According to the obligatory blurb on Chick-fil-A's website, S. Truett Cathy (the founder of the chain) once visited Hawaii and loved it, so much so that this restaurant was created. The Chicken Wire explained that "From the very beginning, Truett wanted to bring the taste and feeling of Hawaii to Fayetteville." However, Truett's Luau is not the only specially branded Chick-fil-A store. 

Others under the S. Truett Cathy Brand restaurants banner, all of which draw inspiration from the myth of Truett Cathy, include spots like Truett's Grill: An homage to 1950s diners and Truett Cathy's love of mechanized transport that has three locations throughout Georgia; and The Dwarf House, type of restaurant with six outlets throughout Georgia that is modeled after Truett Cathy's first restaurant. Delish also states that Chick-fil-A used to run a Truett's pizza, too, but that had closed.

S. Truett Cathy's restaurant cult

While KFC has Harland Sanders and Wendy's has Dave Thomas, the Truett Cathy branded restaurants seem to take their devotion to their founder to another level.

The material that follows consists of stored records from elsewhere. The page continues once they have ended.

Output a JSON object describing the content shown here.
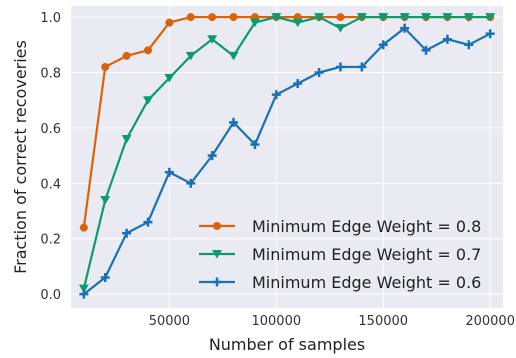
{
  "chart_data": {
    "type": "line",
    "xlabel": "Number of samples",
    "ylabel": "Fraction of correct recoveries",
    "xlim": [
      4000,
      206000
    ],
    "ylim": [
      -0.05,
      1.04
    ],
    "xticks": [
      50000,
      100000,
      150000,
      200000
    ],
    "xtick_labels": [
      "50000",
      "100000",
      "150000",
      "200000"
    ],
    "yticks": [
      0.0,
      0.2,
      0.4,
      0.6,
      0.8,
      1.0
    ],
    "ytick_labels": [
      "0.0",
      "0.2",
      "0.4",
      "0.6",
      "0.8",
      "1.0"
    ],
    "grid": true,
    "legend_position": "lower-right",
    "x": [
      10000,
      20000,
      30000,
      40000,
      50000,
      60000,
      70000,
      80000,
      90000,
      100000,
      110000,
      120000,
      130000,
      140000,
      150000,
      160000,
      170000,
      180000,
      190000,
      200000
    ],
    "series": [
      {
        "name": "Minimum Edge Weight = 0.8",
        "color": "#d9620b",
        "marker": "circle",
        "values": [
          0.24,
          0.82,
          0.86,
          0.88,
          0.98,
          1.0,
          1.0,
          1.0,
          1.0,
          1.0,
          1.0,
          1.0,
          1.0,
          1.0,
          1.0,
          1.0,
          1.0,
          1.0,
          1.0,
          1.0
        ]
      },
      {
        "name": "Minimum Edge Weight = 0.7",
        "color": "#0b9c6e",
        "marker": "triangle-down",
        "values": [
          0.02,
          0.34,
          0.56,
          0.7,
          0.78,
          0.86,
          0.92,
          0.86,
          0.98,
          1.0,
          0.98,
          1.0,
          0.96,
          1.0,
          1.0,
          1.0,
          1.0,
          1.0,
          1.0,
          1.0
        ]
      },
      {
        "name": "Minimum Edge Weight = 0.6",
        "color": "#1872b5",
        "marker": "plus",
        "values": [
          0.0,
          0.06,
          0.22,
          0.26,
          0.44,
          0.4,
          0.5,
          0.62,
          0.54,
          0.72,
          0.76,
          0.8,
          0.82,
          0.82,
          0.9,
          0.96,
          0.88,
          0.92,
          0.9,
          0.94
        ]
      }
    ]
  }
}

When Columbus Business First wrote that Wendy's had created a special outlet to serve as a museum for the then dead for a decade Dave Thomas, it was an oddity. In Truett Cathy and Chick-fil-A's case, however, there's an entire museum, about which we've written, and series of restaurants that serve as miniature exhibitions in their own right throughout the state of Georgia.

That said, the proliferation of shrine-like outlets also seems very on brand for Chick-fil-A. While Eater and National Restaurant News describe Chick-fil-A's relationship with its original fanbase in terms of a cult, they use it more like the phrase cult classic, like Rocky Horror. However, when The Atlanta Journal-Constitution took the time to write about the people who camp out for the chance to be one of the 100 who receive 52 free meals when new restaurants pop up, it touched on the larger command Chick-fil-A has over its fanbase in comparison to Wendy's or KFC. Recognizing that customers will be sleeping outside on their premises overnight, Chick-fil-A treated them to a series of meals, a DJ, a lip-sync competition, and managed to wrap them into packing free food for the Atlanta Food Bank.

Each restaurant for 15 years has opened to such an event. And these were just the regular ones. It's no wonder then Chick-fil-A has expanded into special, pilgrimage-worthy franchises.